Visibility: The Dashboard
A queue without visibility is a black hole. We built a simple admin view:
`sql
-- Queue health at a glance
SELECT
type,
COUNT(*) FILTER (WHERE status = 'pending') as pending,
COUNT(*) FILTER (WHERE status = 'processing') as processing,
COUNT(*) FILTER (WHERE status = 'completed') as completed_24h,
COUNT(*) FILTER (WHERE status = 'failed') as failed_24h,
AVG(EXTRACT(EPOCH FROM (completed_at - created_at)))
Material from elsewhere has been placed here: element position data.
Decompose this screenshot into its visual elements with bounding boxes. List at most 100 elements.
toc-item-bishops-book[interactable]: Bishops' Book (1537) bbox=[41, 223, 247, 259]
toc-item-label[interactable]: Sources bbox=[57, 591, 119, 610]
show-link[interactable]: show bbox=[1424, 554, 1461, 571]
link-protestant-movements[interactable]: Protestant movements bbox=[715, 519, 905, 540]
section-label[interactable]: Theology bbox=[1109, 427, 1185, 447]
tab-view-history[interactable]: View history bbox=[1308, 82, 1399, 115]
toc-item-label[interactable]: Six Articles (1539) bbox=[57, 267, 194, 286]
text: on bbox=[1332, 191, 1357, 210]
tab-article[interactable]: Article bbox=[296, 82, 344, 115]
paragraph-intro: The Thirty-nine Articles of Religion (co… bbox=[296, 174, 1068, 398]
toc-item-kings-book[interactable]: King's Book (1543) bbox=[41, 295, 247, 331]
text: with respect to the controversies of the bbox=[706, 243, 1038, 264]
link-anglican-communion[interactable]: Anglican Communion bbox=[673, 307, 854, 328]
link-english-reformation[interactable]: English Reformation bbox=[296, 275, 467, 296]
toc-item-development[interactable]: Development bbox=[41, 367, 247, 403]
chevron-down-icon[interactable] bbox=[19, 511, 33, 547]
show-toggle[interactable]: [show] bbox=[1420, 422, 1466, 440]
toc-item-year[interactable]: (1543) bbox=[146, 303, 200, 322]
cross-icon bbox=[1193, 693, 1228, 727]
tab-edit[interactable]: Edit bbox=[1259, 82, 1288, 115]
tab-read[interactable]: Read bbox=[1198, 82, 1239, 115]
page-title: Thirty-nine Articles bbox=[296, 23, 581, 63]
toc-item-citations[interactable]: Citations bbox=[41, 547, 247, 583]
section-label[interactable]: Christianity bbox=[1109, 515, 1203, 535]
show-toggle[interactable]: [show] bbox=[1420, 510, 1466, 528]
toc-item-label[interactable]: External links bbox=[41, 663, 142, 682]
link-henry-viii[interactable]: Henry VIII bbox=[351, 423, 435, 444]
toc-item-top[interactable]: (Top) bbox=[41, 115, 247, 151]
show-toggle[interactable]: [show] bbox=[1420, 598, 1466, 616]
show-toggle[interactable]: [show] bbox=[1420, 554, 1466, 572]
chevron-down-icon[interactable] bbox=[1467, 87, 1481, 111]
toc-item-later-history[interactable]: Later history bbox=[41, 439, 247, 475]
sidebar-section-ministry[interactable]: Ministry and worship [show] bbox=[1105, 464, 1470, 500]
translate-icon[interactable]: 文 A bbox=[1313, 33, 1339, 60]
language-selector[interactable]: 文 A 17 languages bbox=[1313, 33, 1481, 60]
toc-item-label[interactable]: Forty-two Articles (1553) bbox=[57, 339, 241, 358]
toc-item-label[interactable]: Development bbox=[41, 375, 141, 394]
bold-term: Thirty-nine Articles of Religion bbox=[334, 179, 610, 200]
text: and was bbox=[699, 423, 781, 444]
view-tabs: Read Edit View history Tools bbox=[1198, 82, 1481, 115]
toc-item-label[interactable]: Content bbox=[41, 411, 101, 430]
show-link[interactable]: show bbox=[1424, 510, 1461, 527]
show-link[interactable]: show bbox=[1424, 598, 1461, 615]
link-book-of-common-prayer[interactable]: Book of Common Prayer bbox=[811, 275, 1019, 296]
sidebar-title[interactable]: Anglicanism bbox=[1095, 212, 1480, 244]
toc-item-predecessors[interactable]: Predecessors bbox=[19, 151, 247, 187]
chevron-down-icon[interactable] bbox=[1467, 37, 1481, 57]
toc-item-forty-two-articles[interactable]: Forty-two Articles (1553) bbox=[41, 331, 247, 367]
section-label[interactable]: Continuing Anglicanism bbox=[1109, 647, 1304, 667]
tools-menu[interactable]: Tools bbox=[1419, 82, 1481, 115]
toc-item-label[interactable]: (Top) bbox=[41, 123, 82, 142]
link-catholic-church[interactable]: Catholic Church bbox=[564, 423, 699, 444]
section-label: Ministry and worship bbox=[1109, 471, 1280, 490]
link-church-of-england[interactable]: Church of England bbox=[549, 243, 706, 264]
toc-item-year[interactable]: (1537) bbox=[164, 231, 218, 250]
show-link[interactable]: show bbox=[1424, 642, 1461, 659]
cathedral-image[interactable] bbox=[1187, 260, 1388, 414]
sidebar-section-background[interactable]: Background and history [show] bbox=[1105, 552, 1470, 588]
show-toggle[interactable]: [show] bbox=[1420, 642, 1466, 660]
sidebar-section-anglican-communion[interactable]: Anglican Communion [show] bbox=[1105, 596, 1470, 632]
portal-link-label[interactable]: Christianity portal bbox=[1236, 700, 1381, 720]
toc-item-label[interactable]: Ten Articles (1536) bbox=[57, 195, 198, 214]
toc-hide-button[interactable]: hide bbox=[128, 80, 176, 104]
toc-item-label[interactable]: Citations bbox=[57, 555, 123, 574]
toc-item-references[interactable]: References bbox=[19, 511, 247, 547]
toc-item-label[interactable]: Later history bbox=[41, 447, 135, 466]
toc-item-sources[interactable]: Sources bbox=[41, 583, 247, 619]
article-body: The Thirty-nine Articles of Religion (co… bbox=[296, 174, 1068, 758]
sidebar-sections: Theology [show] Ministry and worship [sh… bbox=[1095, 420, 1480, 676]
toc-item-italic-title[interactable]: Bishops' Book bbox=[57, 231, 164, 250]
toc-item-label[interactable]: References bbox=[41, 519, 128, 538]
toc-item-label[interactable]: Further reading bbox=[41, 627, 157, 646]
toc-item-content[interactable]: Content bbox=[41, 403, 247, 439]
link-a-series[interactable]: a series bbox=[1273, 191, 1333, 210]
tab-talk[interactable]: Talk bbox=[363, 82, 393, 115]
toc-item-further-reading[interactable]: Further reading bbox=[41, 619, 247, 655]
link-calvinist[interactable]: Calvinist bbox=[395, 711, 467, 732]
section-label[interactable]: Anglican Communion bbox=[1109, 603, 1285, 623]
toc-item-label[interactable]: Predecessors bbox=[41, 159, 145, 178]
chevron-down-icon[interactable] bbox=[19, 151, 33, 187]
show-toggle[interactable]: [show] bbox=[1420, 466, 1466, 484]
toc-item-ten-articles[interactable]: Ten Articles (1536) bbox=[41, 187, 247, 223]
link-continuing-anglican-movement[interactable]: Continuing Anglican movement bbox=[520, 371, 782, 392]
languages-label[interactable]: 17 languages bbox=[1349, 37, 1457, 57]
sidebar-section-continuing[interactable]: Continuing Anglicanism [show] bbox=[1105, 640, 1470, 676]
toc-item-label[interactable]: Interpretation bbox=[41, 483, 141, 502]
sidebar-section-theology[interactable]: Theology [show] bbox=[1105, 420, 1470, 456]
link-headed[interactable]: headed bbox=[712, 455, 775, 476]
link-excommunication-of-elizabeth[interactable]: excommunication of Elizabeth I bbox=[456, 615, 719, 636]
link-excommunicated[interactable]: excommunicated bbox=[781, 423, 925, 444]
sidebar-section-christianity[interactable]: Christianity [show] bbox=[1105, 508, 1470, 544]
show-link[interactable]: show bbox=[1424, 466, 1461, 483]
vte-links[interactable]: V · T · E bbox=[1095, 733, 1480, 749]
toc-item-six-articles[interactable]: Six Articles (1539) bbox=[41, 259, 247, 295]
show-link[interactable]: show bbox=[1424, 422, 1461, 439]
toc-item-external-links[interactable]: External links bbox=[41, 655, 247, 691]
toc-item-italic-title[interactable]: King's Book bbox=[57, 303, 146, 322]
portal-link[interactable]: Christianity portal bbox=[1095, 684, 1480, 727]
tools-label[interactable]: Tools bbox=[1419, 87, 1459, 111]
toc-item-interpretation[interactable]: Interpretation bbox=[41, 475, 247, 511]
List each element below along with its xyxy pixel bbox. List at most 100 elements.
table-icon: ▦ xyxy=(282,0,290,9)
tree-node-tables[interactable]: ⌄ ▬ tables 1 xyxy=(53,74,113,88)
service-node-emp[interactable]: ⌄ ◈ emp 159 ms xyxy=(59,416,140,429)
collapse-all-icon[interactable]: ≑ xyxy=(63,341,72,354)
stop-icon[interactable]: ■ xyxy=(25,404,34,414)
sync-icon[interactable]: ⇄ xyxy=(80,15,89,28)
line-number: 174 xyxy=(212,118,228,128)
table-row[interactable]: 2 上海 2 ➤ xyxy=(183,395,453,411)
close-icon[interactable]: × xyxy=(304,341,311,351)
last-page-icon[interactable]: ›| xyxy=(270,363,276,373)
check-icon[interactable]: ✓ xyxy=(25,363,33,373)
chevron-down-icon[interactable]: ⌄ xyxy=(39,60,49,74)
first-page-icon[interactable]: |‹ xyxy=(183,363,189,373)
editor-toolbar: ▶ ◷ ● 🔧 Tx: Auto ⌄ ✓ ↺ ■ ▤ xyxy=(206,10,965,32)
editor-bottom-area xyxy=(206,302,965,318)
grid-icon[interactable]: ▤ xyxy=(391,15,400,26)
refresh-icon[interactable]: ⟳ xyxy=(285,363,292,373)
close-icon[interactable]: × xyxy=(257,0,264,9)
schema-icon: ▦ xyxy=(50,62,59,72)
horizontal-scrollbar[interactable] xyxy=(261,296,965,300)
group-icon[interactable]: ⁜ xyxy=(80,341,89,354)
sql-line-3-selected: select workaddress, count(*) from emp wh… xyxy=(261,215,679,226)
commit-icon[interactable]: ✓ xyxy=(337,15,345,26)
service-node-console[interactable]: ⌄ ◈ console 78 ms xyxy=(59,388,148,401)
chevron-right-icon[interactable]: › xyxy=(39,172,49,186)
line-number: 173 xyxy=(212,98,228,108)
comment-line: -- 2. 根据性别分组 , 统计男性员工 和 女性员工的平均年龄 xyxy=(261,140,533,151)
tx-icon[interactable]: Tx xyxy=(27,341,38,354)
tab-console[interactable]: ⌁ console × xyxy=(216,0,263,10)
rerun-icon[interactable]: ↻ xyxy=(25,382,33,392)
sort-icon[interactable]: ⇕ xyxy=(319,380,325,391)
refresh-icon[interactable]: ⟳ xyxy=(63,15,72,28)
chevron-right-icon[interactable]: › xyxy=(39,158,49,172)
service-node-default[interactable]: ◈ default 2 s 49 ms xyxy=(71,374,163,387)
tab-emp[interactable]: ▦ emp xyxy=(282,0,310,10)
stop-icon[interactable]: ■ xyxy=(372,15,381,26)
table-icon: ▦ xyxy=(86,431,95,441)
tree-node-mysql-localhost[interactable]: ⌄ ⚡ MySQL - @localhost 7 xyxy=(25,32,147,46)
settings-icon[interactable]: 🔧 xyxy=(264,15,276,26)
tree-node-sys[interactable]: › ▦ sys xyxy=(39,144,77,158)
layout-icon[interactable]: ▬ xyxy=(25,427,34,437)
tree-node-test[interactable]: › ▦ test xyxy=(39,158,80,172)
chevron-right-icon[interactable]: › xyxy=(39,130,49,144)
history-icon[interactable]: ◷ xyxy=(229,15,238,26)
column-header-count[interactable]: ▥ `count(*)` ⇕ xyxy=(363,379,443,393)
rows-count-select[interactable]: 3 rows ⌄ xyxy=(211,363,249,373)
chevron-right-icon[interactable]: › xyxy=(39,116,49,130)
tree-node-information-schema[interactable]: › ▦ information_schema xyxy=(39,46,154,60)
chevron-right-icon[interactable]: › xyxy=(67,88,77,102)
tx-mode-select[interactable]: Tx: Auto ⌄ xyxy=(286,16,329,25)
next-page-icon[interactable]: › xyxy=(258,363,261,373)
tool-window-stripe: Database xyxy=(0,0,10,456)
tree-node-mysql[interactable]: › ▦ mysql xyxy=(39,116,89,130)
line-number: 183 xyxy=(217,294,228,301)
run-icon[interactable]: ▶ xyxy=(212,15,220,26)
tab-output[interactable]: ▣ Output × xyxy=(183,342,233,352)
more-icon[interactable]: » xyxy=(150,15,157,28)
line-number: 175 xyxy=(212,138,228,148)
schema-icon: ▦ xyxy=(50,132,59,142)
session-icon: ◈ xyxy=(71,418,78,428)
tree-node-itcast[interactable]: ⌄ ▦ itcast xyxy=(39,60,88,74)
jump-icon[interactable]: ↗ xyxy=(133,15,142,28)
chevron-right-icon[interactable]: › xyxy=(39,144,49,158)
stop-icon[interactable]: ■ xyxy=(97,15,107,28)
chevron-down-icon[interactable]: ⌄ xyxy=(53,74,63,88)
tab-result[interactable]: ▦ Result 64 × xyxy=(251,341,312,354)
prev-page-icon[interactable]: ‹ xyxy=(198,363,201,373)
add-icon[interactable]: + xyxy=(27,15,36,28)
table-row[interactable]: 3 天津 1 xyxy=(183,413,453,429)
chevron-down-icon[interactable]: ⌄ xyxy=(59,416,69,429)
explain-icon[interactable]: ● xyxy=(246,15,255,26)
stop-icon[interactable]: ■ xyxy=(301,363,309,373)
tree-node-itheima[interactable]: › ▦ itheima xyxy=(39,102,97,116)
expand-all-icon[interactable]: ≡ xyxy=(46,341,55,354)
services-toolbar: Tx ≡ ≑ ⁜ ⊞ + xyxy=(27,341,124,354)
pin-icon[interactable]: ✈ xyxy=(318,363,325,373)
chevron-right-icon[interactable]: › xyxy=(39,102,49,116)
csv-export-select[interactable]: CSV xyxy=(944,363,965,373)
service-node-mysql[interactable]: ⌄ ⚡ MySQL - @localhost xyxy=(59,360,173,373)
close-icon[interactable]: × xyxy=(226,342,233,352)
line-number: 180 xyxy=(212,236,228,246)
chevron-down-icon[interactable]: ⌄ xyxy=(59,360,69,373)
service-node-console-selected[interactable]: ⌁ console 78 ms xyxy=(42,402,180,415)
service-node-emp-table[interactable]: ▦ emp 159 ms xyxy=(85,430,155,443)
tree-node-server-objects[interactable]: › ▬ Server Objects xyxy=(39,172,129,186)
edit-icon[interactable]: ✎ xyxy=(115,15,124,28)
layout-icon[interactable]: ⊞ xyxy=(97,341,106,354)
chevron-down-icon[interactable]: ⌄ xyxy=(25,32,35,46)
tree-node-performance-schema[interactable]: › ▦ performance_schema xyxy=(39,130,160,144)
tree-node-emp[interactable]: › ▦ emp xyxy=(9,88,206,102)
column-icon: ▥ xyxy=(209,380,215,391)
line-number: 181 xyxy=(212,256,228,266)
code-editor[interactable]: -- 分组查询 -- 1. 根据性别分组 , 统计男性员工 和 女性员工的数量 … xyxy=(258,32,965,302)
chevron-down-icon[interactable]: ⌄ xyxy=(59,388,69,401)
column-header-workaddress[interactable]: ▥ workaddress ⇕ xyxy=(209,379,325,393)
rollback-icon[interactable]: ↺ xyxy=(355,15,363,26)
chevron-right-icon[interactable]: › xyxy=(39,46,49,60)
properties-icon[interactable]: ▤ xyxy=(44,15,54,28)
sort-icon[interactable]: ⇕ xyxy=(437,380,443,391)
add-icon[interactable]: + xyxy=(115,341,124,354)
FILTER (WHERE status = 'completed') as avg_duration_seconds
FROM jobs
WHERE created_at > now() - interval '24 hours'
GROUP BY type;
`
If pending count grows faster than completed count, we're falling behind. If failed count spikes, something's broken. If avg_duration increases, we're getting slower.
This data goes to a simple dashboard that Stephen can check anytime.
Key Takeaways
After rebuilding ShoreAgents' async processing:
1. If it takes more than 2 seconds, make it async. Return immediately with a job ID.
2. Idempotency is non-negotiable. Jobs will retry. Handle it gracefully.
3. Dead letter queues save debugging time. Failed jobs need investigation, not deletion.
4. Visibility prevents surprises. Know your queue depth, failure rate, and processing time.
5. Keep it simple. Postgres queues work fine for most use cases. Don't reach for Redis/RabbitMQ until you need them.
If a user action might take more than 2 seconds, it's a background job. Return immediately with a job ID and let them check status. They'll thank you for not showing them a loading spinner for 15 seconds.